RFI : Comment accueillez-vous cette annonce d'un projet d'abrogation de la loi d'amnistie par le Premier ministre Ousmane Sonko ?
Moussa Ngom : Il faut comprendre que pour les régimes précédents, il y a toujours eu une préoccupation sociale et politique majeure dans les premiers mois au pouvoir. Donc, c'était un impératif pour ce régime-ci de s'occuper de la reddition des comptes mais aussi de faire la lumière sur ce qu'il s'est passé entre 2021 et 2024. Et je pense que l'intention est déjà claire parce qu'on parle d'une abrogation partielle, c'est-à-dire qu’elle ne reviendra pas sur tout, mais on cible notamment les crimes de sang, les meurtres et les tortures qui ont été infligées durant cette période. Mais il y aura encore un grand chantier pour la suite, avec toutes les procédures judiciaires à enclencher.
Justement, votre média La Maison des Reporters a largement documenté et relayé les témoignages des victimes des violences pré-électorales. Malgré cette amnistie qui a permis, il faut le dire, un apaisement certes tardif entre Ousmane Sonko et l'ancien président Macky Sall, il était important de mettre des noms et des visages sur les victimes ?
Tout à fait. Et on l'a fait en deux temps. Il y a d'abord eu l'initiative Cartogra Free Sénégal, dont j'ai été l'initiateur, qui a rassemblé d'autres journalistes et des personnes d'autres horizons qui se sont joints à nous pour recenser des gens, fournir un bilan beaucoup plus exhaustif des victimes de cette répression des manifestations pour les personnes décédées. Mais c’est également un travail de documentation qu'on a voulu faire sur les cas de torture. On parle beaucoup de la responsabilité des donneurs d'ordres, mais il ne faut pas oublier que les futurs procès qui auront lieu seront le procès de cette culture de la violence policière qui existe depuis l'époque coloniale au Sénégal et qui a persisté à travers les régimes. Ce sera aussi le moment de faire en sorte que les exécutants, les éléments des forces de l'ordre qui ont agi dans la continuité des abus qu'on a toujours connus, puissent répondre de leurs actes. Donc, c'était important pour nous d'effectuer ce travail.
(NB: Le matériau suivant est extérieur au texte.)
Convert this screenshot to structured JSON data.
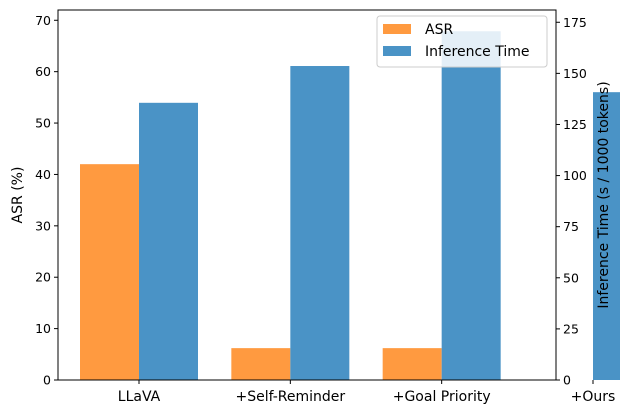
{
  "chart_data": {
    "type": "bar",
    "categories": [
      "LLaVA",
      "+Self-Reminder",
      "+Goal Priority",
      "+Ours"
    ],
    "series": [
      {
        "name": "ASR",
        "axis": "left",
        "color": "#ff9a40",
        "values": [
          42.0,
          6.2,
          6.2,
          0
        ]
      },
      {
        "name": "Inference Time",
        "axis": "right",
        "color": "#4a93c6",
        "values": [
          135.6,
          153.6,
          170.6,
          140.8
        ]
      }
    ],
    "ylabel_left": "ASR (%)",
    "ylabel_right": "Inference Time (s / 1000 tokens)",
    "ylim_left": [
      0,
      72
    ],
    "ylim_right": [
      0,
      181
    ],
    "yticks_left": [
      0,
      10,
      20,
      30,
      40,
      50,
      60,
      70
    ],
    "yticks_right": [
      0,
      25,
      50,
      75,
      100,
      125,
      150,
      175
    ],
    "legend_position": "top-right",
    "grid": false
  }
}
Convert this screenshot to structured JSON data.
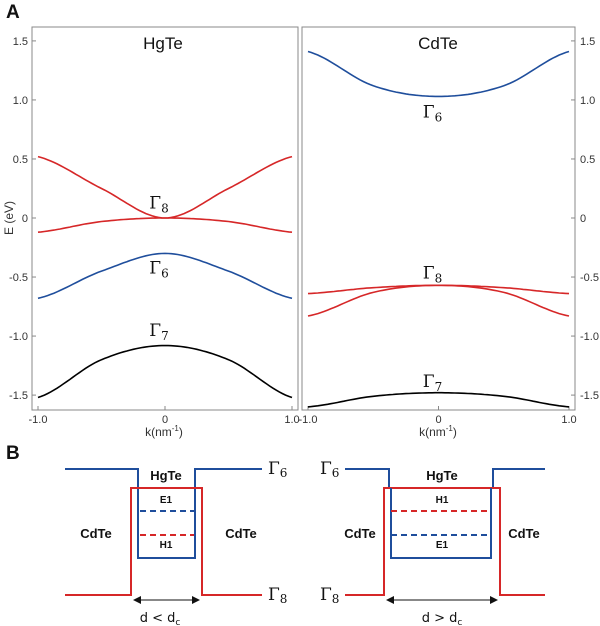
{
  "figure": {
    "panel_a_label": "A",
    "panel_b_label": "B"
  },
  "chart_data": [
    {
      "type": "line",
      "title": "HgTe",
      "xlabel": "k(nm",
      "xlabel_sup": "-1",
      "xlabel_end": ")",
      "ylabel": "E (eV)",
      "xlim": [
        -1.0,
        1.0
      ],
      "ylim": [
        -1.55,
        1.55
      ],
      "x_ticks": [
        "-1.0",
        "0",
        "1.0"
      ],
      "y_ticks": [
        "1.5",
        "1.0",
        "0.5",
        "0",
        "-0.5",
        "-1.0",
        "-1.5"
      ],
      "series": [
        {
          "name": "Γ8 upper",
          "color": "#d62728",
          "x": [
            -1.0,
            -0.5,
            0.0,
            0.5,
            1.0
          ],
          "y": [
            0.52,
            0.25,
            0.0,
            0.25,
            0.52
          ]
        },
        {
          "name": "Γ8 lower",
          "color": "#d62728",
          "x": [
            -1.0,
            -0.5,
            0.0,
            0.5,
            1.0
          ],
          "y": [
            -0.12,
            -0.03,
            0.0,
            -0.03,
            -0.12
          ]
        },
        {
          "name": "Γ6",
          "color": "#1f4e9c",
          "x": [
            -1.0,
            -0.5,
            0.0,
            0.5,
            1.0
          ],
          "y": [
            -0.68,
            -0.45,
            -0.3,
            -0.45,
            -0.68
          ]
        },
        {
          "name": "Γ7",
          "color": "#000000",
          "x": [
            -1.0,
            -0.5,
            0.0,
            0.5,
            1.0
          ],
          "y": [
            -1.52,
            -1.2,
            -1.08,
            -1.2,
            -1.52
          ]
        }
      ],
      "annotations": [
        {
          "text": "Γ",
          "sub": "8",
          "x": 0.0,
          "y": 0.13
        },
        {
          "text": "Γ",
          "sub": "6",
          "x": 0.0,
          "y": -0.42
        },
        {
          "text": "Γ",
          "sub": "7",
          "x": 0.0,
          "y": -0.95
        }
      ]
    },
    {
      "type": "line",
      "title": "CdTe",
      "xlabel": "k(nm",
      "xlabel_sup": "-1",
      "xlabel_end": ")",
      "ylabel": "",
      "xlim": [
        -1.0,
        1.0
      ],
      "ylim": [
        -1.55,
        1.55
      ],
      "x_ticks": [
        "-1.0",
        "0",
        "1.0"
      ],
      "y_ticks": [
        "1.5",
        "1.0",
        "0.5",
        "0",
        "-0.5",
        "-1.0",
        "-1.5"
      ],
      "series": [
        {
          "name": "Γ6",
          "color": "#1f4e9c",
          "x": [
            -1.0,
            -0.5,
            0.0,
            0.5,
            1.0
          ],
          "y": [
            1.41,
            1.12,
            1.03,
            1.12,
            1.41
          ]
        },
        {
          "name": "Γ8 upper",
          "color": "#d62728",
          "x": [
            -1.0,
            -0.5,
            0.0,
            0.5,
            1.0
          ],
          "y": [
            -0.64,
            -0.59,
            -0.57,
            -0.59,
            -0.64
          ]
        },
        {
          "name": "Γ8 lower",
          "color": "#d62728",
          "x": [
            -1.0,
            -0.5,
            0.0,
            0.5,
            1.0
          ],
          "y": [
            -0.83,
            -0.63,
            -0.57,
            -0.63,
            -0.83
          ]
        },
        {
          "name": "Γ7",
          "color": "#000000",
          "x": [
            -1.0,
            -0.5,
            0.0,
            0.5,
            1.0
          ],
          "y": [
            -1.6,
            -1.51,
            -1.48,
            -1.51,
            -1.6
          ]
        }
      ],
      "annotations": [
        {
          "text": "Γ",
          "sub": "6",
          "x": 0.0,
          "y": 0.9
        },
        {
          "text": "Γ",
          "sub": "8",
          "x": 0.0,
          "y": -0.46
        },
        {
          "text": "Γ",
          "sub": "7",
          "x": 0.0,
          "y": -1.38
        }
      ]
    }
  ],
  "diagrams": [
    {
      "name": "normal-regime",
      "well": "HgTe",
      "barrier_left": "CdTe",
      "barrier_right": "CdTe",
      "gamma_symbol": "Γ",
      "top_band_sub": "6",
      "bottom_band_sub": "8",
      "upper_subband": "E1",
      "lower_subband": "H1",
      "width_label": "d < d",
      "width_sub": "c"
    },
    {
      "name": "inverted-regime",
      "well": "HgTe",
      "barrier_left": "CdTe",
      "barrier_right": "CdTe",
      "gamma_symbol": "Γ",
      "top_band_sub": "6",
      "bottom_band_sub": "8",
      "upper_subband": "H1",
      "lower_subband": "E1",
      "width_label": "d > d",
      "width_sub": "c"
    }
  ],
  "colors": {
    "red": "#d62728",
    "blue": "#1f4e9c",
    "black": "#000000",
    "frame": "#888888"
  }
}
La société civile sénégalaise s'est fortement mobilisée durant ces violences et ces tensions électorales. Et pour cette campagne d'identification des victimes, vous avez fait référence à l'initiative Cartogra Free Sénégal. Détaillez-nous ce qui vous a poussé à lancer cette initiative ?
Il y avait déjà une opacité autour du chiffre exact du nombre de morts, on entendait des bilans qui étaient contradictoires ou sous-estimés. Il était nécessaire pour nous, en tant que journalistes, de ne pas nous limiter à uniquement reprendre la parole officielle, mais aussi de faire en sorte que les Sénégalais puissent connaître quelle était leur histoire, qu'ils puissent se dire qu'en réalité, « ça aurait pu être moi, ça aurait pu être mon frère, ça aurait pu être ma sœur ». Et aussi faire en sorte que ce soit en 2050, en 2060, en 2070, qu'on n'oublie pas qu'il s'est passé des choses d'une telle gravité au Sénégal. C'était ça l'idée de Cartogra Free Sénégal. Et c'est pour cela qu'on a rassemblé plus de 40 journalistes et des ingénieurs de données, des statisticiens qui nous ont aidés également à analyser les données obtenues, les résultats sur les certificats de décès, les témoignages, par rapport aux circonstances de la mort, ce qui a permis de révéler, entre autres, que la majorité avait été tuée par balle, par exemple. Et ça, c'était un travail d'histoire, un travail de mémoire, un premier pas pour leur rendre justice.
Cela vous a permis de recueillir les histoires de certaines de ces victimes. Et certaines de ces histoires font froid dans le dos. Lesquelles, selon vous, illustrent le mieux le niveau de ces violences électorales ?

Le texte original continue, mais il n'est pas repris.